MCCAMMON: That's Matt Levitas from the Japan Information and Cultural Center.
LEVITAS: Just say that the syllable count is the only defining feature, and to say that something is not a haiku based on the number of syllables is really missing the forest for the trees.
MCCAMMON: Which is not to say that five-seven-five comes out of nowhere, it's just a bit lost in translation.
FRIEDMAN: Five-seven-five, in Japan, they're sounds. It's a natural rhythm. It's not a natural rhythm in English, so I can see how people would have taken that and come to the U.S. and said, oh, well, those five-seven-five sounds, they're like our syllables. So let's do that. I also think that, in schools, it was a useful vehicle for teachers in elementary school to teach people how to count syllables. I think a lot of teachers today are starting to see that there is a far more important thing to teach children, which is how to get comfortable writing poetry.
MCCAMMON: And Friedman says there are other equally important haiku rules in Japan that haven't made it into the books over here. like the cut word.
FRIEDMAN: It's a cut. It's a break in the flow. And then the third piece is a season word.
MCCAMMON: You're talking seasons like summer, spring, fall?
FRIEDMAN: And the new year. There are five seasons. In Japan, a season word is a very specific thing. It has to be part of the season encyclopedia, to kind of (unintelligible). If your word is not in there, then it's not a season word. But that whole concept of it having to be in the encyclopedia to make it a season word is also alien to the Western culture because we don't have these encyclopedia. So the idea of picking that five-seven-five piece and saying that's what defines it is not apt.

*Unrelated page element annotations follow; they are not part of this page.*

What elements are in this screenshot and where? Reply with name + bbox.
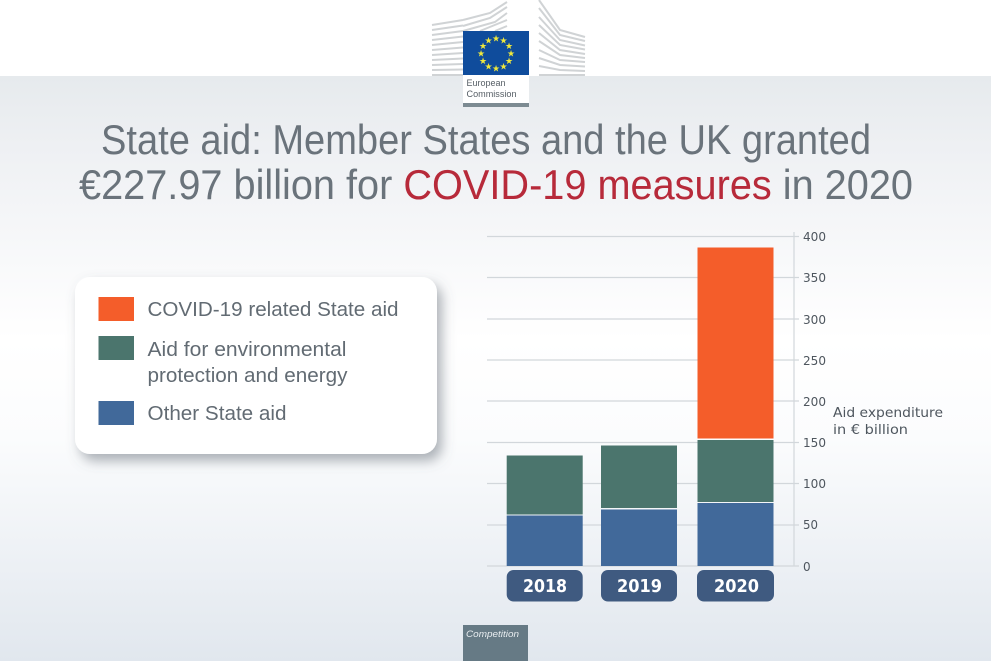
year label: 2020: 2020 bbox=[714, 576, 759, 597]
EU flag: ★ bbox=[479, 56, 487, 66]
EU flag: ★ bbox=[479, 41, 487, 51]
axis title: Aid expenditure bbox=[833, 405, 943, 421]
footer tab: Competition bbox=[463, 625, 528, 661]
title bbox=[79, 116, 913, 208]
EU flag: ★ bbox=[499, 62, 508, 72]
axis title bbox=[833, 405, 943, 438]
EU flag: ★ bbox=[505, 41, 513, 51]
year label: 2019: 2019 bbox=[617, 576, 662, 597]
EU flag: ★ bbox=[507, 48, 515, 58]
EU flag: ★ bbox=[484, 62, 493, 72]
stacked bar chart bbox=[487, 230, 943, 602]
y axis labels: 300 bbox=[803, 313, 826, 327]
legend item: Aid for environmental protection and energy: protection and energy bbox=[148, 364, 348, 387]
EU flag: ★ bbox=[505, 56, 513, 66]
gridlines and axis bbox=[487, 232, 799, 566]
year label: 2018 bbox=[507, 570, 583, 602]
footer tab: Competition: Competition bbox=[466, 629, 519, 640]
y axis labels: 50 bbox=[803, 518, 818, 532]
logo text: European bbox=[466, 78, 506, 88]
y axis labels: 200 bbox=[803, 395, 826, 409]
y axis labels: 400 bbox=[803, 230, 826, 244]
logo: European Commission bbox=[463, 31, 529, 107]
bar: 2018 bbox=[507, 456, 583, 566]
y axis labels: 100 bbox=[803, 477, 826, 491]
bar: 2019 bbox=[601, 446, 677, 566]
year label: 2020 bbox=[697, 570, 774, 602]
title: State aid: Member States and the UK granted bbox=[101, 116, 871, 163]
EU flag: ★ bbox=[492, 64, 500, 74]
y axis labels: 250 bbox=[803, 354, 826, 368]
EU flag: ★ bbox=[499, 36, 508, 46]
year label: 2018: 2018 bbox=[523, 576, 567, 597]
bar: 2020 bbox=[698, 248, 774, 566]
EU flag: ★ bbox=[484, 36, 493, 46]
logo text: Commission bbox=[466, 89, 516, 99]
legend item: Other State aid: Other State aid bbox=[148, 402, 286, 425]
panel: legend bbox=[75, 277, 437, 454]
legend item: COVID-19 related State aid: COVID-19 related State aid bbox=[148, 298, 398, 321]
y axis labels: 0 bbox=[803, 560, 811, 574]
title: €227.97 billion for COVID-19 measures in 2020 bbox=[79, 161, 913, 208]
logo text bbox=[466, 78, 516, 99]
legend item: Aid for environmental protection and energy bbox=[98, 336, 348, 387]
EU flag: ★ bbox=[477, 48, 485, 58]
legend item: Aid for environmental protection and energy: Aid for environmental bbox=[148, 338, 346, 361]
y axis labels bbox=[803, 230, 826, 574]
axis title: in € billion bbox=[833, 422, 908, 438]
year label: 2019 bbox=[601, 570, 677, 602]
EU flag: ★ bbox=[492, 34, 500, 44]
icon: Berlaymont building bbox=[432, 0, 585, 75]
y axis labels: 150 bbox=[803, 436, 826, 450]
EU flag bbox=[463, 31, 529, 75]
y axis labels: 350 bbox=[803, 271, 826, 285]
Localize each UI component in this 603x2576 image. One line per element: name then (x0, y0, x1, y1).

MCCAMMON: If thinking about those rules for haiku helps you get your ideas flowing, Friedman says that's great. But she says the most-important rule for haiku poets is just to go for it, which is what Matt Levitas did when a couple of helicopters flew over D.C. and interrupted our taping.
You're writing a haiku about the helicopters?
LEVITAS: Yeah, I was just thinking how one would treat that. Two choppers pass, we wait for a third.
MCCAMMON: And you really can write a haiku about pretty much anything.
LEVITAS: What do you think of writing a haiku about a cement mixer?
FRIEDMAN: There are haiku about cement mixers (laughter).